In the period between 1988 and 1997, black children were 74 percent more likely to die from an ischemic stroke compared to white children, but that relative risk fell to 27 percent during the period from 1998 to 2007, the researchers found.
The relative risk for hemorrhagic stroke death, however, rose slightly over the same time period. From 1988 to 1997, black children were 90 percent more likely than whites to die from this type of "bleeding" stroke, and that number rose to 97 percent from 1998 to 2007.
"The excess risk of death from ischemic, but not hemorrhagic, stroke in U.S. black children has decreased over the past decade," the study authors wrote. "The only major change in childhood stroke care during this period was the initiation of long-term blood transfusion therapy for primary stroke prevention in sickle cell disease."
Two experts agreed that the change in the frequency of blood transfusions for children with sickle cell disease -- which predominantly affects blacks -- is driving the trend toward fewer ischemic strokes in black children.
The practice of giving sickle cell patients blood transfusions "occurred as a result of the STOP study, published in 1998," said Dr. Winfred Wang, a sickle cell expert at St.
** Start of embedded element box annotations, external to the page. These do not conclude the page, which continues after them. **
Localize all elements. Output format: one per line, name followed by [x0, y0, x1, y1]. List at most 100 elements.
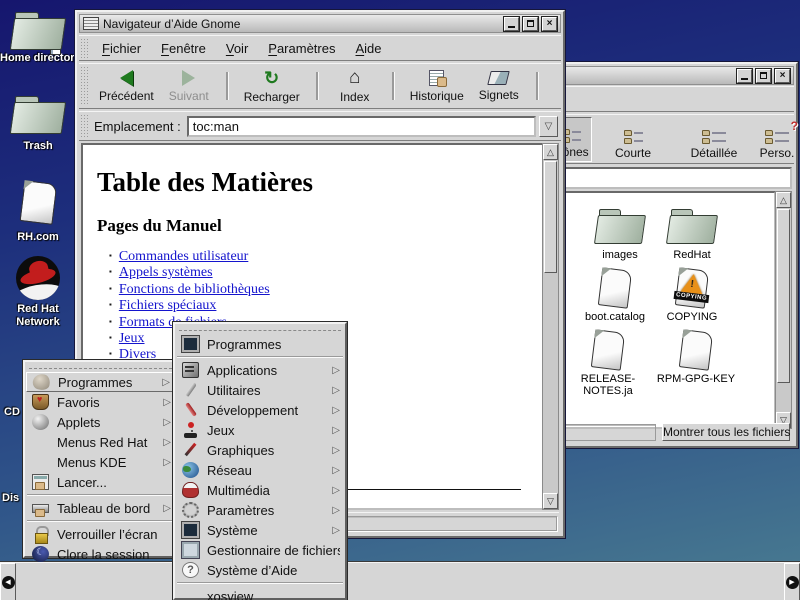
pr-c-dent-button[interactable]: Précédent: [92, 67, 161, 106]
scroll-up-icon[interactable]: △: [776, 192, 791, 208]
help-titlebar[interactable]: Navigateur d’Aide Gnome ×: [79, 14, 561, 33]
tearoff-handle[interactable]: [179, 330, 341, 331]
location-input[interactable]: [187, 116, 536, 137]
menu-fichier[interactable]: Fichier: [92, 37, 151, 60]
menu-item-programmes[interactable]: Programmes▷: [26, 372, 175, 392]
desktop-icon-home[interactable]: Home directory: [0, 12, 76, 65]
toolbar-grip[interactable]: [80, 38, 89, 58]
fm-scrollbar[interactable]: △ ▽: [775, 191, 792, 429]
maximize-button[interactable]: [523, 17, 538, 31]
menu-item-applications[interactable]: Applications▷: [176, 360, 344, 380]
menu-item-xosview[interactable]: xosview: [176, 586, 344, 600]
globe-icon: [182, 462, 199, 478]
panel-hide-right-button[interactable]: ▶: [784, 563, 800, 600]
index-button[interactable]: ⌂Index: [327, 66, 383, 107]
help-window-title: Navigateur d’Aide Gnome: [103, 17, 500, 31]
minimize-button[interactable]: [504, 17, 519, 31]
menu-item-syst-me[interactable]: Système▷: [176, 520, 344, 540]
fm-file-area[interactable]: imagesRedHatboot.catalogCOPYINGCOPYINGRE…: [554, 191, 776, 429]
window-menu-icon[interactable]: [83, 17, 99, 30]
desktop-icon-trash[interactable]: Trash: [0, 96, 76, 153]
bucket-icon: [32, 394, 49, 410]
desktop-icon-redhat-network[interactable]: Red Hat Network: [0, 256, 76, 329]
toolbar-grip[interactable]: [80, 66, 89, 106]
panel-hide-left-button[interactable]: ◀: [0, 563, 16, 600]
scroll-up-icon[interactable]: △: [543, 144, 558, 160]
menu-item-clore-la-session[interactable]: Clore la session: [26, 544, 175, 564]
tearoff-handle[interactable]: [29, 368, 172, 369]
desktop-icon-cdrom[interactable]: CD: [4, 406, 20, 419]
shortcut-badge-icon: [50, 44, 61, 55]
scrollbar-thumb[interactable]: [777, 209, 790, 383]
file-rpm-gpg-key[interactable]: RPM-GPG-KEY: [653, 323, 739, 385]
file-label: COPYING: [649, 311, 735, 323]
menu-item-verrouiller-l-cran[interactable]: Verrouiller l’écran: [26, 524, 175, 544]
menu-item-jeux[interactable]: Jeux▷: [176, 420, 344, 440]
menu-item-d-veloppement[interactable]: Développement▷: [176, 400, 344, 420]
close-button[interactable]: ×: [542, 17, 557, 31]
fm-menubar: [552, 86, 794, 112]
back-icon: [120, 70, 133, 86]
view-d-taill-e-button[interactable]: Détaillée: [678, 117, 750, 162]
menu-item-lancer[interactable]: Lancer...: [26, 472, 175, 492]
menu-aide[interactable]: Aide: [345, 37, 391, 60]
menu-item-menus-red-hat[interactable]: Menus Red Hat▷: [26, 432, 175, 452]
menu-item-menus-kde[interactable]: Menus KDE▷: [26, 452, 175, 472]
desktop-icon-diskette[interactable]: Dis: [2, 492, 19, 505]
file-boot-catalog[interactable]: boot.catalog: [572, 261, 658, 323]
view-perso-button[interactable]: ?Perso.: [754, 117, 800, 162]
menu-fen-tre[interactable]: Fenêtre: [151, 37, 216, 60]
menu-item-applets[interactable]: Applets▷: [26, 412, 175, 432]
lock-icon: [32, 526, 49, 542]
help-scrollbar[interactable]: △ ▽: [542, 143, 559, 510]
recharger-button[interactable]: ↻Recharger: [237, 66, 307, 107]
fm-location-input[interactable]: [554, 167, 792, 189]
menu-item-programmes[interactable]: Programmes: [176, 334, 344, 354]
show-all-files-button[interactable]: Montrer tous les fichiers: [662, 423, 790, 441]
menu-item-utilitaires[interactable]: Utilitaires▷: [176, 380, 344, 400]
menu-item-syst-me-d-aide[interactable]: Système d’Aide: [176, 560, 344, 580]
scrollbar-thumb[interactable]: [544, 161, 557, 273]
menu-item-r-seau[interactable]: Réseau▷: [176, 460, 344, 480]
historique-button[interactable]: Historique: [403, 67, 471, 106]
paper-icon: [19, 180, 57, 225]
menu-item-multim-dia[interactable]: Multimédia▷: [176, 480, 344, 500]
desktop-icon-label: RH.com: [0, 231, 76, 244]
toc-link-appels-syst-mes[interactable]: Appels systèmes: [119, 265, 213, 280]
desktop-icon-rh-com[interactable]: RH.com: [0, 182, 76, 244]
fm-view-toolbar: IcônesCourteDétaillée?Perso.: [552, 114, 794, 164]
scroll-down-icon[interactable]: ▽: [543, 493, 558, 509]
maximize-button[interactable]: [756, 69, 771, 83]
menu-voir[interactable]: Voir: [216, 37, 258, 60]
menu-param-tres[interactable]: Paramètres: [258, 37, 345, 60]
bullet-icon: ▪: [109, 317, 112, 326]
location-dropdown-button[interactable]: ▽: [539, 116, 558, 137]
submenu-arrow-icon: ▷: [163, 457, 171, 468]
fm-titlebar[interactable]: ×: [552, 66, 794, 85]
home-icon: ⌂: [349, 69, 360, 87]
menu-item-graphiques[interactable]: Graphiques▷: [176, 440, 344, 460]
toc-link-commandes-utilisateur[interactable]: Commandes utilisateur: [119, 249, 248, 264]
signets-button[interactable]: Signets: [471, 68, 527, 105]
file-label: RedHat: [649, 249, 735, 261]
toc-link-jeux[interactable]: Jeux: [119, 331, 145, 346]
view-courte-button[interactable]: Courte: [602, 117, 664, 162]
menu-item-tableau-de-bord[interactable]: Tableau de bord▷: [26, 498, 175, 518]
file-label: RPM-GPG-KEY: [653, 373, 739, 385]
menu-item-param-tres[interactable]: Paramètres▷: [176, 500, 344, 520]
mini-folder-icon: [624, 138, 632, 144]
menu-item-favoris[interactable]: Favoris▷: [26, 392, 175, 412]
file-redhat[interactable]: RedHat: [649, 199, 735, 261]
folder-icon: [12, 12, 64, 52]
menu-item-gestionnaire-de-fichiers[interactable]: Gestionnaire de fichiers: [176, 540, 344, 560]
toc-link-fichiers-sp-ciaux[interactable]: Fichiers spéciaux: [119, 298, 217, 313]
toolbar-grip[interactable]: [80, 114, 89, 138]
close-button[interactable]: ×: [775, 69, 790, 83]
file-release-notes-ja[interactable]: RELEASE- NOTES.ja: [565, 323, 651, 397]
bullet-icon: ▪: [109, 267, 112, 276]
suivant-button[interactable]: Suivant: [161, 67, 217, 106]
toc-link-fonctions-de-biblioth-ques[interactable]: Fonctions de bibliothèques: [119, 282, 270, 297]
submenu-arrow-icon: ▷: [332, 365, 340, 376]
minimize-button[interactable]: [737, 69, 752, 83]
file-copying[interactable]: COPYINGCOPYING: [649, 261, 735, 323]
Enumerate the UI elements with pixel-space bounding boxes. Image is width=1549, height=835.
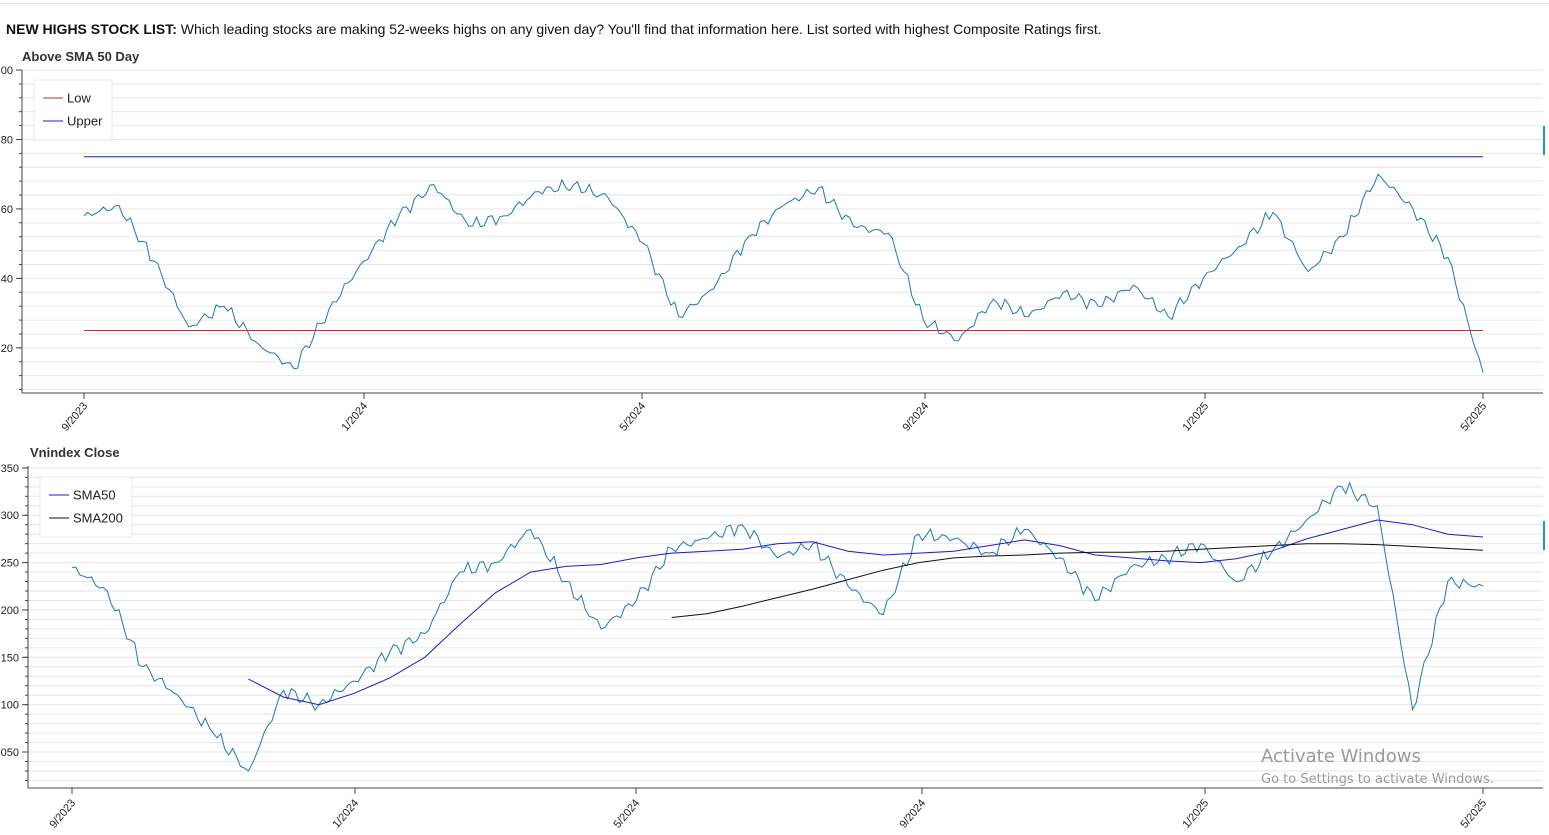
y-tick-label: 250	[1, 558, 19, 570]
y-tick-label: 200	[1, 605, 19, 617]
x-tick-label: 1/2025	[1180, 797, 1211, 830]
activate-windows-subtitle: Go to Settings to activate Windows.	[1261, 772, 1494, 787]
y-tick-label: 100	[1, 700, 19, 712]
legend: SMA50 SMA200	[39, 476, 133, 538]
x-tick-label: 5/2024	[611, 797, 642, 830]
series-line-main	[71, 481, 1484, 772]
x-tick-label: 5/2025	[1458, 797, 1489, 830]
series-line-sma50	[248, 519, 1484, 706]
x-tick-label: 1/2024	[330, 797, 361, 830]
y-tick-label: 300	[1, 510, 19, 522]
scroll-indicator-bottom	[1543, 521, 1545, 550]
grid-lines	[28, 467, 1543, 781]
y-tick-label: 050	[1, 747, 19, 759]
x-tick-label: 9/2023	[47, 797, 78, 830]
legend-label: SMA50	[73, 488, 116, 503]
y-tick-label: 350	[1, 463, 19, 475]
y-tick-label: 150	[1, 652, 19, 664]
activate-windows-title: Activate Windows	[1261, 746, 1421, 767]
x-tick-label: 9/2024	[897, 797, 928, 830]
scroll-indicator-top	[1543, 126, 1545, 155]
legend-box	[39, 476, 133, 538]
vnindex-close-chart: 350 300 250 200 150 100 050 9/2023 1/2024 5/2024 9…	[1, 463, 1543, 831]
legend-label: SMA200	[73, 511, 123, 526]
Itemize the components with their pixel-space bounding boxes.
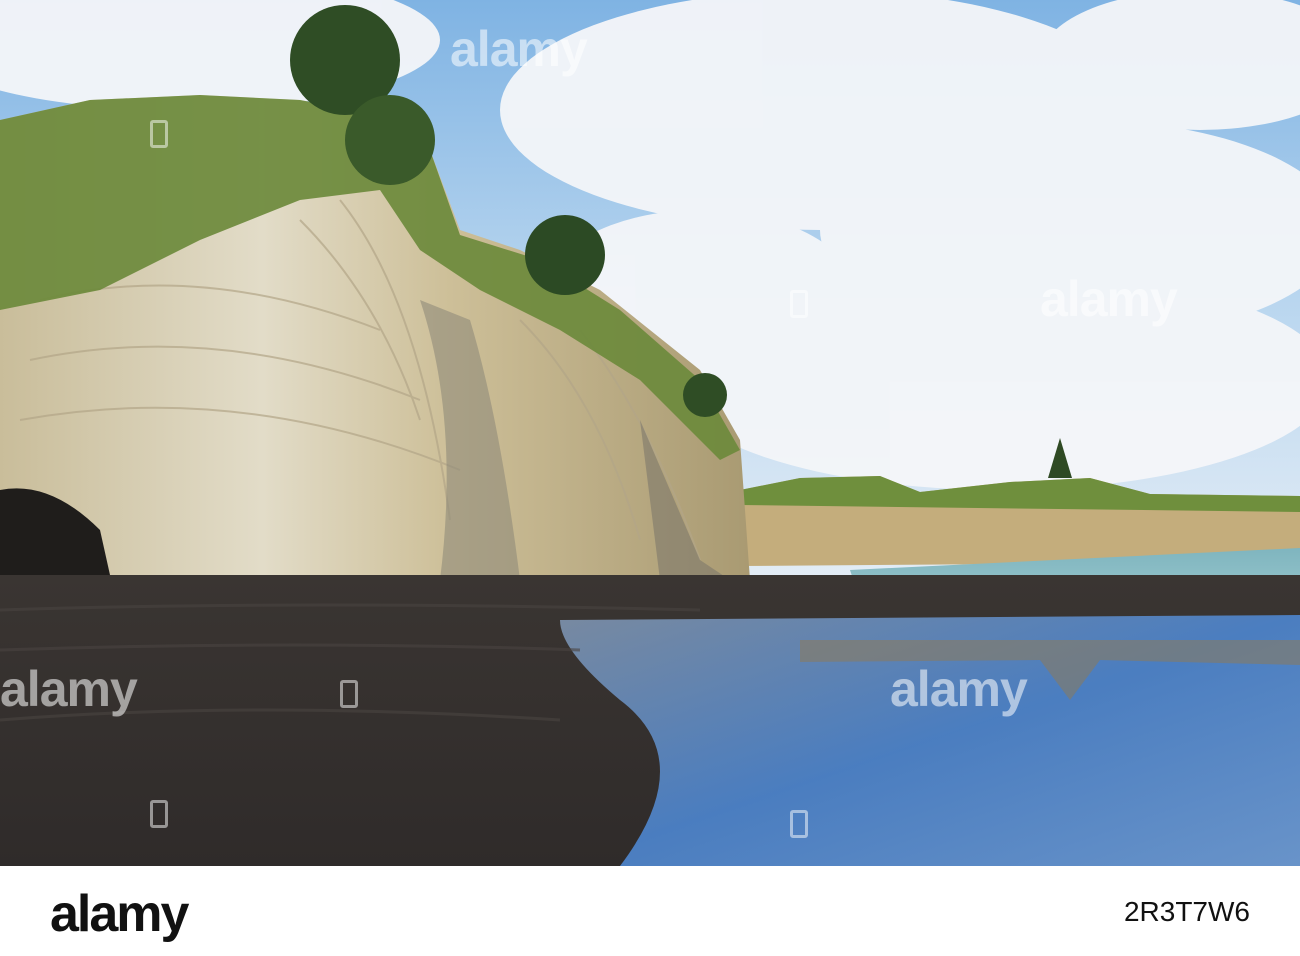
photo-scene bbox=[0, 0, 1300, 866]
tree-middle bbox=[525, 215, 605, 295]
watermark-text: alamy bbox=[890, 661, 1028, 717]
watermark-text: alamy bbox=[1040, 271, 1178, 327]
beach-cliff-photo: alamy alamy alamy alamy bbox=[0, 0, 1300, 866]
footer-bar: alamy 2R3T7W6 bbox=[0, 866, 1300, 956]
image-code: 2R3T7W6 bbox=[1123, 896, 1250, 927]
watermark-mark bbox=[790, 290, 808, 318]
brand-logo: alamy bbox=[50, 885, 189, 943]
watermark-mark bbox=[150, 800, 168, 828]
watermark-mark bbox=[790, 810, 808, 838]
watermark-mark bbox=[340, 680, 358, 708]
watermark-text: alamy bbox=[450, 21, 588, 77]
tree-bush bbox=[345, 95, 435, 185]
tree-small bbox=[683, 373, 727, 417]
watermark-mark bbox=[150, 120, 168, 148]
watermark-text: alamy bbox=[0, 661, 138, 717]
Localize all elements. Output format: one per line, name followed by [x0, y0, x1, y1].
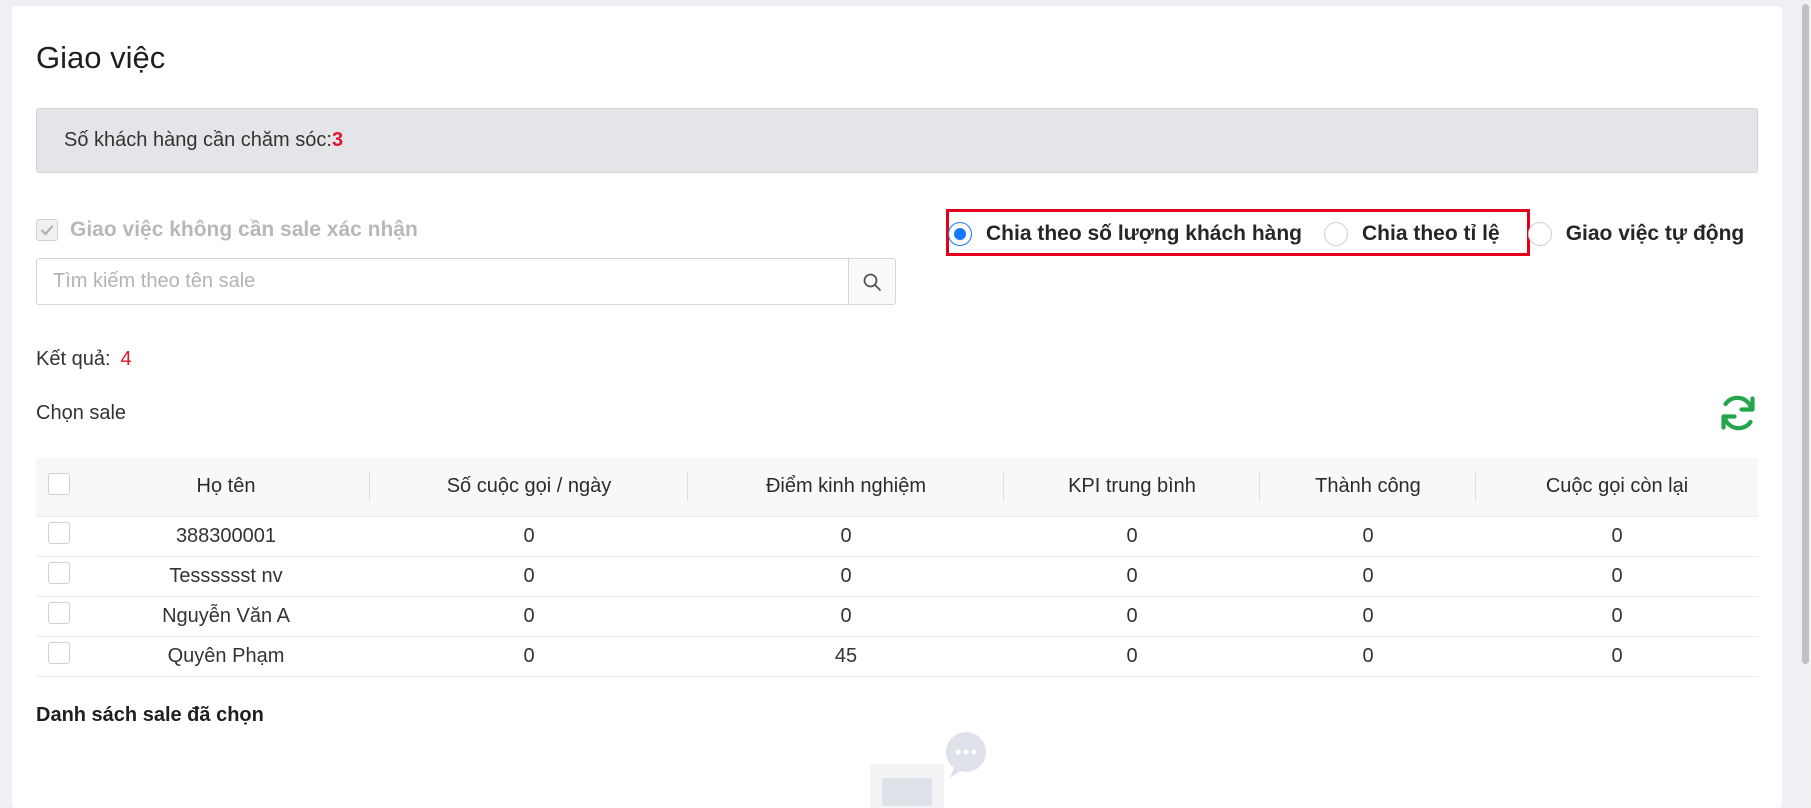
radio-label: Chia theo số lượng khách hàng — [986, 222, 1302, 245]
cell-success: 0 — [1260, 556, 1476, 597]
refresh-icon — [1721, 395, 1755, 431]
table-row[interactable]: Tesssssst nv 0 0 0 0 0 — [36, 556, 1758, 597]
empty-state-icon — [870, 732, 986, 808]
result-count: Kết quả: 4 — [36, 348, 132, 371]
check-icon[interactable] — [36, 219, 58, 241]
row-check-cell — [36, 636, 82, 677]
search-icon — [863, 273, 881, 291]
table-row[interactable]: Nguyễn Văn A 0 0 0 0 0 — [36, 596, 1758, 637]
customer-count-value: 3 — [331, 129, 344, 151]
selected-sales-title: Danh sách sale đã chọn — [36, 704, 264, 726]
cell-experience: 0 — [688, 596, 1004, 637]
cell-experience: 0 — [688, 516, 1004, 557]
sales-table: Họ tên Số cuộc gọi / ngày Điểm kinh nghi… — [36, 458, 1758, 677]
row-check-cell — [36, 516, 82, 557]
cell-remaining: 0 — [1476, 636, 1758, 677]
cell-name: 388300001 — [82, 516, 370, 557]
cell-calls: 0 — [370, 556, 688, 597]
no-confirm-label: Giao việc không cần sale xác nhận — [70, 218, 418, 241]
cell-success: 0 — [1260, 636, 1476, 677]
cell-kpi: 0 — [1004, 556, 1260, 597]
row-check-cell — [36, 556, 82, 597]
header-name[interactable]: Họ tên — [82, 458, 370, 517]
radio-by-ratio[interactable]: Chia theo tỉ lệ — [1324, 222, 1500, 246]
cell-kpi: 0 — [1004, 636, 1260, 677]
row-checkbox[interactable] — [48, 602, 70, 624]
distribution-radio-group: Chia theo số lượng khách hàng Chia theo … — [948, 210, 1766, 258]
cell-remaining: 0 — [1476, 556, 1758, 597]
cell-name: Quyên Phạm — [82, 636, 370, 677]
radio-label: Chia theo tỉ lệ — [1362, 222, 1500, 245]
cell-kpi: 0 — [1004, 516, 1260, 557]
cell-kpi: 0 — [1004, 596, 1260, 637]
page-scrollbar[interactable] — [1800, 0, 1811, 808]
cell-success: 0 — [1260, 516, 1476, 557]
radio-label: Giao việc tự động — [1565, 222, 1745, 245]
cell-experience: 45 — [688, 636, 1004, 677]
cell-calls: 0 — [370, 636, 688, 677]
search-input[interactable] — [36, 258, 848, 305]
radio-button[interactable] — [1527, 222, 1552, 246]
table-row[interactable]: Quyên Phạm 0 45 0 0 0 — [36, 636, 1758, 677]
customer-count-label: Số khách hàng cần chăm sóc: — [64, 129, 332, 151]
cell-calls: 0 — [370, 516, 688, 557]
assign-task-panel: Giao việc Số khách hàng cần chăm sóc:3 G… — [12, 6, 1782, 808]
row-checkbox[interactable] — [48, 642, 70, 664]
choose-sale-label: Chọn sale — [36, 402, 127, 424]
search-button[interactable] — [848, 258, 896, 305]
select-all-cell — [36, 458, 82, 517]
header-calls-per-day[interactable]: Số cuộc gọi / ngày — [370, 458, 688, 517]
radio-button[interactable] — [1324, 222, 1348, 246]
cell-remaining: 0 — [1476, 516, 1758, 557]
result-label: Kết quả: — [36, 348, 111, 370]
row-checkbox[interactable] — [48, 562, 70, 584]
header-success[interactable]: Thành công — [1260, 458, 1476, 517]
cell-experience: 0 — [688, 556, 1004, 597]
radio-auto-assign[interactable]: Giao việc tự động — [1527, 222, 1745, 246]
table-header-row: Họ tên Số cuộc gọi / ngày Điểm kinh nghi… — [36, 458, 1758, 517]
page-title: Giao việc — [36, 40, 166, 75]
row-checkbox[interactable] — [48, 522, 70, 544]
cell-name: Nguyễn Văn A — [82, 596, 370, 637]
radio-button-checked[interactable] — [948, 222, 972, 246]
radio-by-customer-count[interactable]: Chia theo số lượng khách hàng — [948, 222, 1302, 246]
customer-count-bar: Số khách hàng cần chăm sóc:3 — [36, 108, 1758, 173]
cell-name: Tesssssst nv — [82, 556, 370, 597]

Jude Children's Research Hospital in New York City. "In this trial, ischemic stroke was reduced by 90 percent by placing children on chronic transfusion if they were at high risk for stroke, based on [ultrasound] screening of blood flow in cerebral arteries."
"This intervention has had a profound effect on the welfare of children with this condition," Wang said.
Dr. Rafael Alexander Ortiz, director of neuro-endovascular surgery and stroke at Lenox Hill Hospital in New York City, agreed with Wang that the new study "demonstrated the long-term effectiveness and results after implementation of blood transfusions as a preventive measure for children with sickle cell disease."